Anha diceraikan tepat di malam pertamanya ketika suaminya mendapati dirinya yang sudah tidak perawan lagi.
Anha tidak pernah menyangka jika pergaulan bebasnya di masa lalu akan menjadi bumerang untuknya di masa depan.
Setelah bercerai, Anha mencoba untuk memulai hidup baru dan menemukan cinta yang baru. Tetapi apakah lelaki kali ini bisa menerimanya seutuhnya atau jangan-jangan Anha akan ditinggalkan untuk yang kedua kalinya?
***
Contact Person:
Instagram: Mayangsu_
Email: Mayangsusilowatims@gmail.com
Karya ini diterbitkan atas izin NovelToon Mayangsu, isi konten hanyalah pandangan pribadi pembuatnya, tidak mewakili NovelToon sendiri
Mulai Terpikat Pesonamu
Aku menyentuh kedua pipiku yang mungkin saat ini sedang bersemu sangat merah sekali ketika mengingat kata-kata Ikram kepada Leo waktu itu.
"Dan dia cewek gue, nggak usah ganggu kami lagi,"
Astaga! Dia mengklaim diriku sebagai kekasihnya!
Aku menatap penuh damba ke arah lelaki yang saat ini sedang sibuk menyetir di sebelah kananku. Ternyata Ikram orangnya sangat lembut dan perhatian jika dia sudah kenal dekat dengan seseorang. Berbeda sekali dengan sikap ketusnya ketika kami berdua belum kenal dekat.
Hampir setiap hari dia selalu meluangkan waktunya untuk makan siang bersamaku lantaran kantor tempatku bekerja saat ini satu arah dengan kantornya. Ikram juga sering mengajakku pulang bersama.
Aku tersenyum miring. Benar, kan, kataku? Tanpa dia sadari dia sudah berjalan ke arahku. Ini semua hanya perihal waktu saja sampai kami berdua bersama selamanya.

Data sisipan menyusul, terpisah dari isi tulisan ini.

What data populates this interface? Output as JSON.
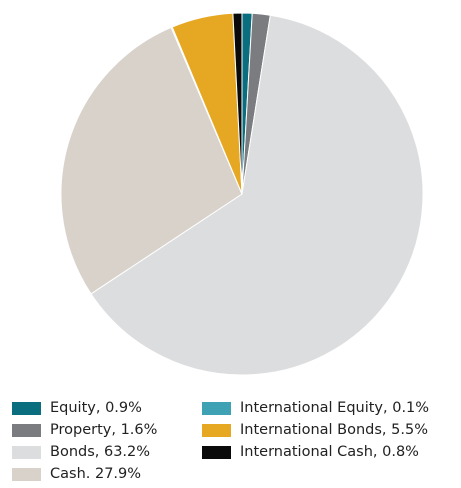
{
  "chart_data": {
    "type": "pie",
    "start_angle_deg": 0,
    "direction": "clockwise",
    "slices": [
      {
        "label": "Equity, 0.9%",
        "value": 0.9,
        "color": "#0b6e7f"
      },
      {
        "label": "Property, 1.6%",
        "value": 1.6,
        "color": "#7b7c80"
      },
      {
        "label": "Bonds, 63.2%",
        "value": 63.2,
        "color": "#dcdddf"
      },
      {
        "label": "Cash. 27.9%",
        "value": 27.9,
        "color": "#d8d2cb"
      },
      {
        "label": "International Equity, 0.1%",
        "value": 0.1,
        "color": "#3fa2b4"
      },
      {
        "label": "International Bonds, 5.5%",
        "value": 5.5,
        "color": "#e6a823"
      },
      {
        "label": "International Cash, 0.8%",
        "value": 0.8,
        "color": "#0a0a0a"
      }
    ],
    "legend_columns": [
      [
        0,
        1,
        2,
        3
      ],
      [
        4,
        5,
        6
      ]
    ]
  }
}
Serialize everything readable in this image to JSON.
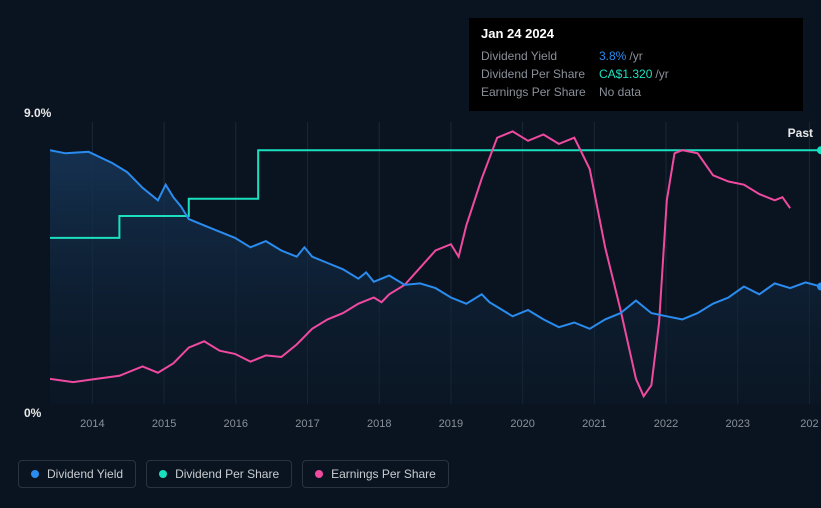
{
  "tooltip": {
    "date": "Jan 24 2024",
    "rows": [
      {
        "label": "Dividend Yield",
        "value": "3.8%",
        "unit": "/yr",
        "color": "#2a8cef"
      },
      {
        "label": "Dividend Per Share",
        "value": "CA$1.320",
        "unit": "/yr",
        "color": "#1be0c0"
      },
      {
        "label": "Earnings Per Share",
        "value": "No data",
        "unit": "",
        "color": "#8a9099"
      }
    ]
  },
  "chart": {
    "y_max_label": "9.0%",
    "y_min_label": "0%",
    "past_label": "Past",
    "background_color": "#0a1420",
    "grid_color": "#1a2836",
    "area_fill_top": "#163456",
    "area_fill_bottom": "#0c1c2e",
    "x_ticks": [
      "2014",
      "2015",
      "2016",
      "2017",
      "2018",
      "2019",
      "2020",
      "2021",
      "2022",
      "2023",
      "202"
    ],
    "x_tick_positions_pct": [
      5.5,
      14.8,
      24.1,
      33.4,
      42.7,
      52.0,
      61.3,
      70.6,
      79.9,
      89.2,
      98.5
    ],
    "series": {
      "dividend_yield": {
        "color": "#2a8cef",
        "stroke_width": 2,
        "legend": "Dividend Yield",
        "points": [
          [
            0,
            8.1
          ],
          [
            2,
            8.0
          ],
          [
            5,
            8.05
          ],
          [
            8,
            7.7
          ],
          [
            10,
            7.4
          ],
          [
            12,
            6.9
          ],
          [
            14,
            6.5
          ],
          [
            15,
            7.0
          ],
          [
            16,
            6.6
          ],
          [
            17,
            6.3
          ],
          [
            18,
            5.9
          ],
          [
            20,
            5.7
          ],
          [
            22,
            5.5
          ],
          [
            24,
            5.3
          ],
          [
            26,
            5.0
          ],
          [
            28,
            5.2
          ],
          [
            30,
            4.9
          ],
          [
            32,
            4.7
          ],
          [
            33,
            5.0
          ],
          [
            34,
            4.7
          ],
          [
            36,
            4.5
          ],
          [
            38,
            4.3
          ],
          [
            40,
            4.0
          ],
          [
            41,
            4.2
          ],
          [
            42,
            3.9
          ],
          [
            44,
            4.1
          ],
          [
            46,
            3.8
          ],
          [
            48,
            3.85
          ],
          [
            50,
            3.7
          ],
          [
            52,
            3.4
          ],
          [
            54,
            3.2
          ],
          [
            56,
            3.5
          ],
          [
            57,
            3.25
          ],
          [
            58,
            3.1
          ],
          [
            60,
            2.8
          ],
          [
            62,
            3.0
          ],
          [
            64,
            2.7
          ],
          [
            66,
            2.45
          ],
          [
            68,
            2.6
          ],
          [
            70,
            2.4
          ],
          [
            72,
            2.7
          ],
          [
            74,
            2.9
          ],
          [
            76,
            3.3
          ],
          [
            78,
            2.9
          ],
          [
            80,
            2.8
          ],
          [
            82,
            2.7
          ],
          [
            84,
            2.9
          ],
          [
            86,
            3.2
          ],
          [
            88,
            3.4
          ],
          [
            90,
            3.75
          ],
          [
            92,
            3.5
          ],
          [
            94,
            3.85
          ],
          [
            96,
            3.7
          ],
          [
            98,
            3.88
          ],
          [
            100,
            3.75
          ]
        ]
      },
      "dividend_per_share": {
        "color": "#1be0c0",
        "stroke_width": 2,
        "legend": "Dividend Per Share",
        "points": [
          [
            0,
            5.3
          ],
          [
            9,
            5.3
          ],
          [
            9,
            6.0
          ],
          [
            18,
            6.0
          ],
          [
            18,
            6.55
          ],
          [
            27,
            6.55
          ],
          [
            27,
            8.1
          ],
          [
            100,
            8.1
          ]
        ]
      },
      "earnings_per_share": {
        "color": "#ef4aa0",
        "stroke_width": 2,
        "legend": "Earnings Per Share",
        "points": [
          [
            0,
            0.8
          ],
          [
            3,
            0.7
          ],
          [
            6,
            0.8
          ],
          [
            9,
            0.9
          ],
          [
            12,
            1.2
          ],
          [
            14,
            1.0
          ],
          [
            16,
            1.3
          ],
          [
            18,
            1.8
          ],
          [
            20,
            2.0
          ],
          [
            22,
            1.7
          ],
          [
            24,
            1.6
          ],
          [
            26,
            1.35
          ],
          [
            28,
            1.55
          ],
          [
            30,
            1.5
          ],
          [
            32,
            1.9
          ],
          [
            34,
            2.4
          ],
          [
            36,
            2.7
          ],
          [
            38,
            2.9
          ],
          [
            40,
            3.2
          ],
          [
            42,
            3.4
          ],
          [
            43,
            3.25
          ],
          [
            44,
            3.5
          ],
          [
            46,
            3.8
          ],
          [
            48,
            4.35
          ],
          [
            50,
            4.9
          ],
          [
            52,
            5.1
          ],
          [
            53,
            4.7
          ],
          [
            54,
            5.7
          ],
          [
            56,
            7.2
          ],
          [
            58,
            8.5
          ],
          [
            60,
            8.7
          ],
          [
            62,
            8.4
          ],
          [
            64,
            8.6
          ],
          [
            66,
            8.3
          ],
          [
            68,
            8.5
          ],
          [
            70,
            7.5
          ],
          [
            72,
            5.0
          ],
          [
            74,
            3.0
          ],
          [
            76,
            0.8
          ],
          [
            77,
            0.25
          ],
          [
            78,
            0.6
          ],
          [
            79,
            2.6
          ],
          [
            80,
            6.5
          ],
          [
            81,
            8.0
          ],
          [
            82,
            8.1
          ],
          [
            84,
            8.0
          ],
          [
            86,
            7.3
          ],
          [
            88,
            7.1
          ],
          [
            90,
            7.0
          ],
          [
            92,
            6.7
          ],
          [
            94,
            6.5
          ],
          [
            95,
            6.6
          ],
          [
            96,
            6.25
          ]
        ]
      }
    }
  }
}
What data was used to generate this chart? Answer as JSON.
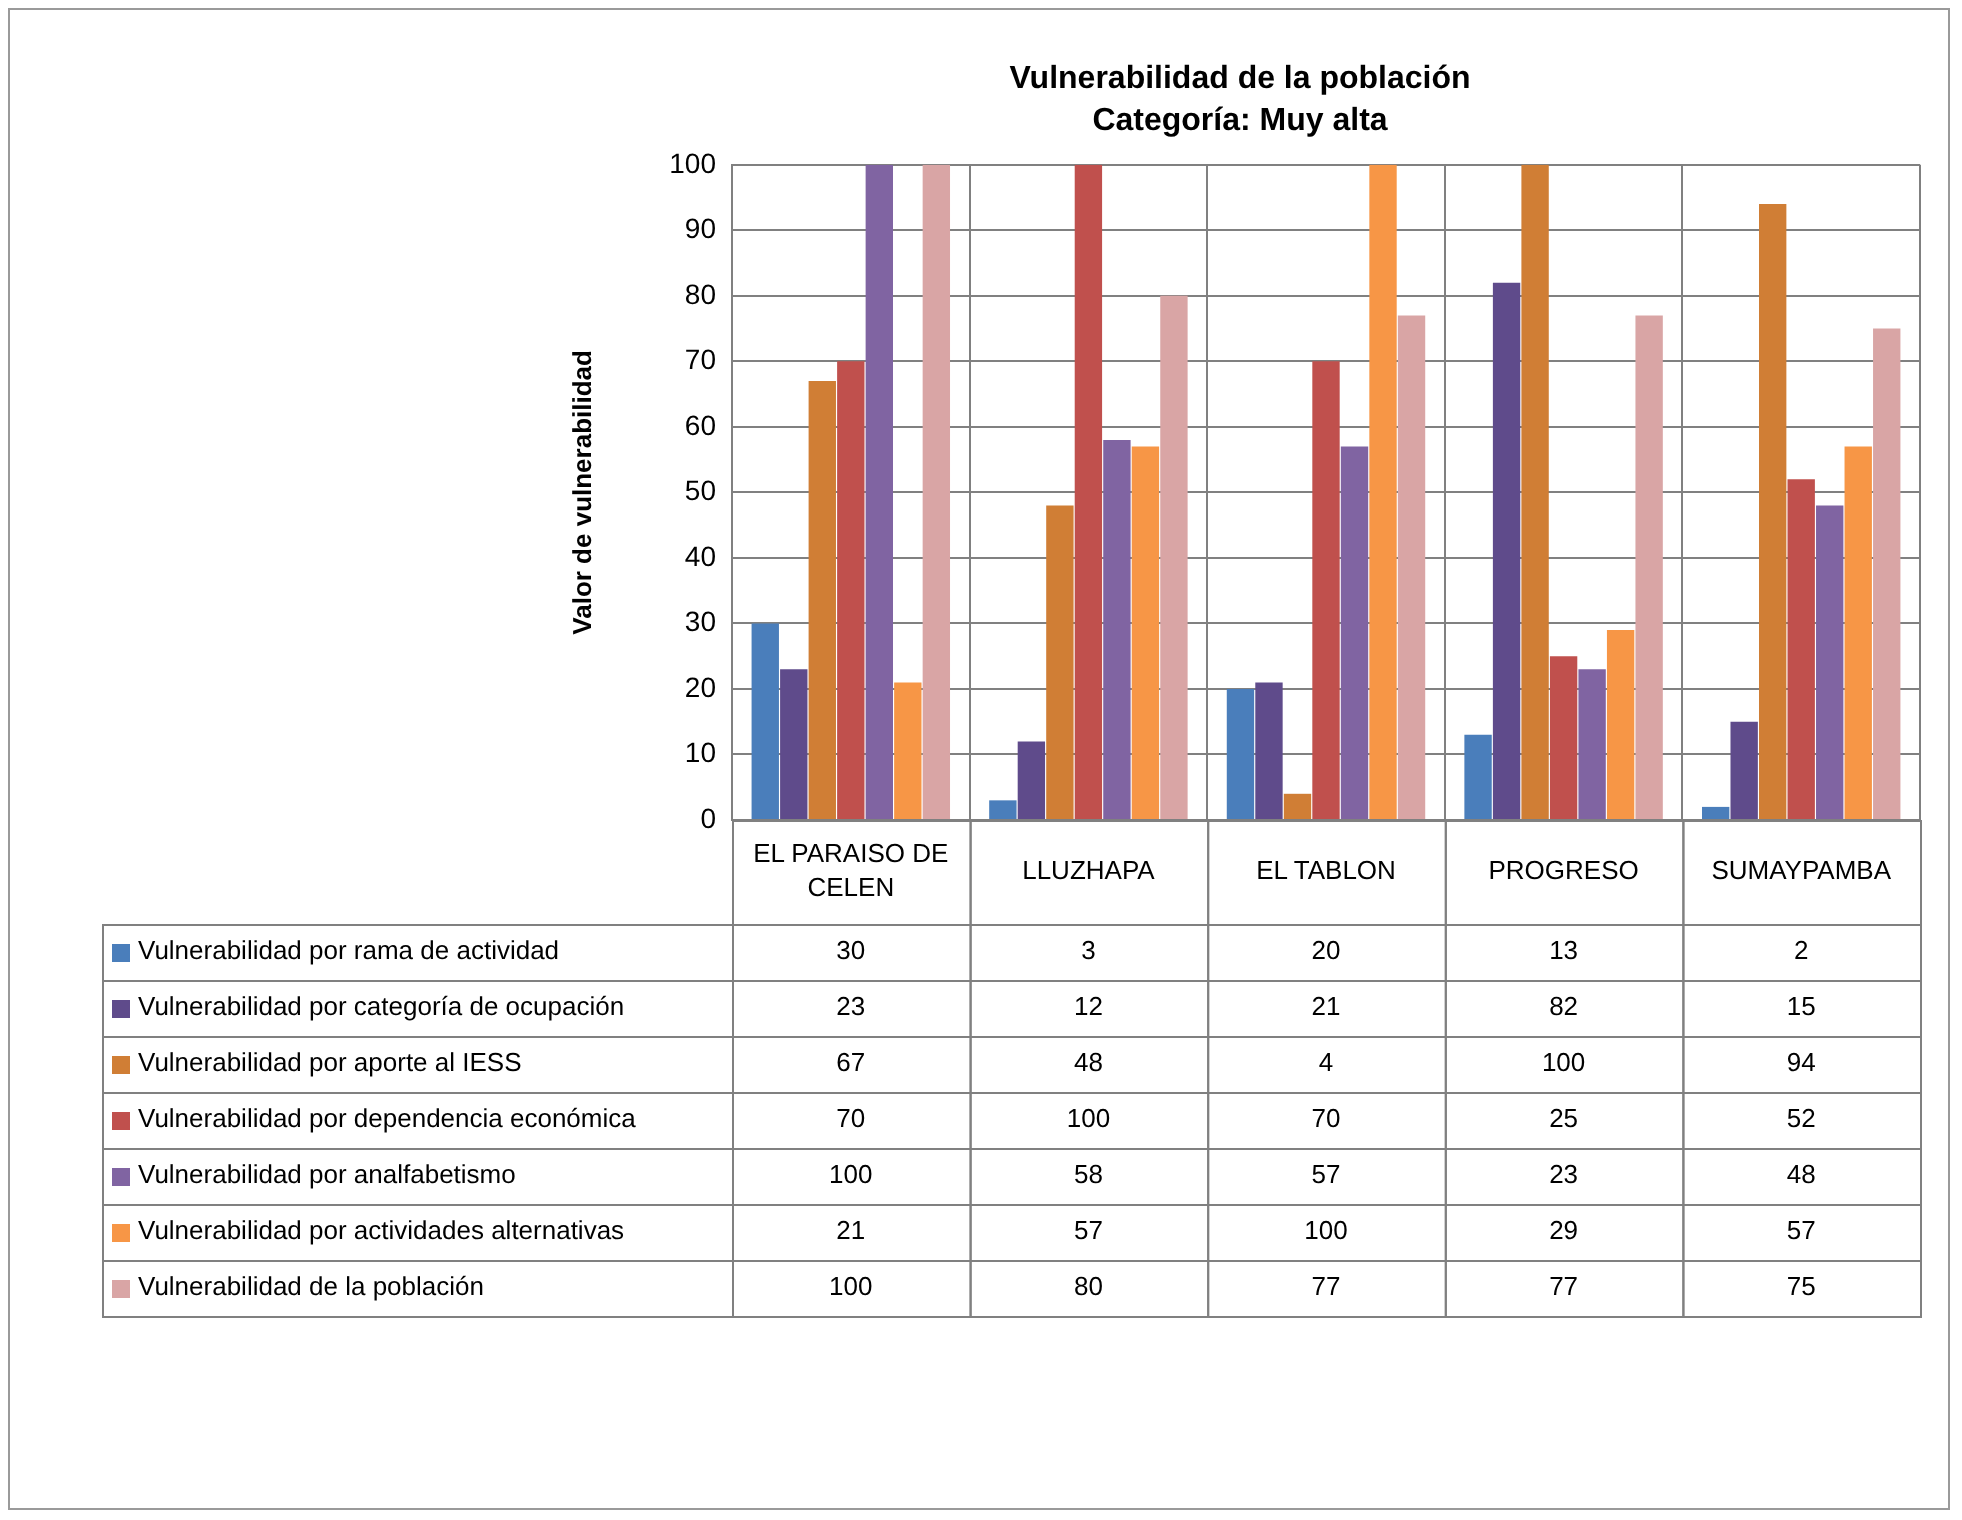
{
  "chart_data": {
    "type": "bar",
    "title": "Vulnerabilidad de la población",
    "subtitle": "Categoría: Muy alta",
    "ylabel": "Valor de vulnerabilidad",
    "categories": [
      "EL PARAISO DE CELEN",
      "LLUZHAPA",
      "EL TABLON",
      "PROGRESO",
      "SUMAYPAMBA"
    ],
    "series": [
      {
        "name": "Vulnerabilidad por rama de actividad",
        "color": "#4a7ebb",
        "values": [
          30,
          3,
          20,
          13,
          2
        ]
      },
      {
        "name": "Vulnerabilidad por categoría de ocupación",
        "color": "#5f4b8b",
        "values": [
          23,
          12,
          21,
          82,
          15
        ]
      },
      {
        "name": "Vulnerabilidad por aporte al IESS",
        "color": "#d07e35",
        "values": [
          67,
          48,
          4,
          100,
          94
        ]
      },
      {
        "name": "Vulnerabilidad por dependencia económica",
        "color": "#c0504d",
        "values": [
          70,
          100,
          70,
          25,
          52
        ]
      },
      {
        "name": "Vulnerabilidad por analfabetismo",
        "color": "#8064a2",
        "values": [
          100,
          58,
          57,
          23,
          48
        ]
      },
      {
        "name": "Vulnerabilidad por actividades alternativas",
        "color": "#f79646",
        "values": [
          21,
          57,
          100,
          29,
          57
        ]
      },
      {
        "name": "Vulnerabilidad de la población",
        "color": "#d9a5a5",
        "values": [
          100,
          80,
          77,
          77,
          75
        ]
      }
    ],
    "ylim": [
      0,
      100
    ],
    "yticks": [
      0,
      10,
      20,
      30,
      40,
      50,
      60,
      70,
      80,
      90,
      100
    ],
    "grid": true,
    "legend": "bottom",
    "data_labels": true
  }
}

"Kita mampir ke mal sebentar, ya? Sekalian tolong bantuin aku milih kado buat Naya."
Aku mengangguk. Lagi pula hari ini weekend jadi tidak masalah jika aku menemaninya mencarikan kado untuk adiknya si Naya.
Ikram pernah bercerita kepadaku tentang Naya—adik bungsu kesayangannya yang saat ini baru saja memasuki semester tiga.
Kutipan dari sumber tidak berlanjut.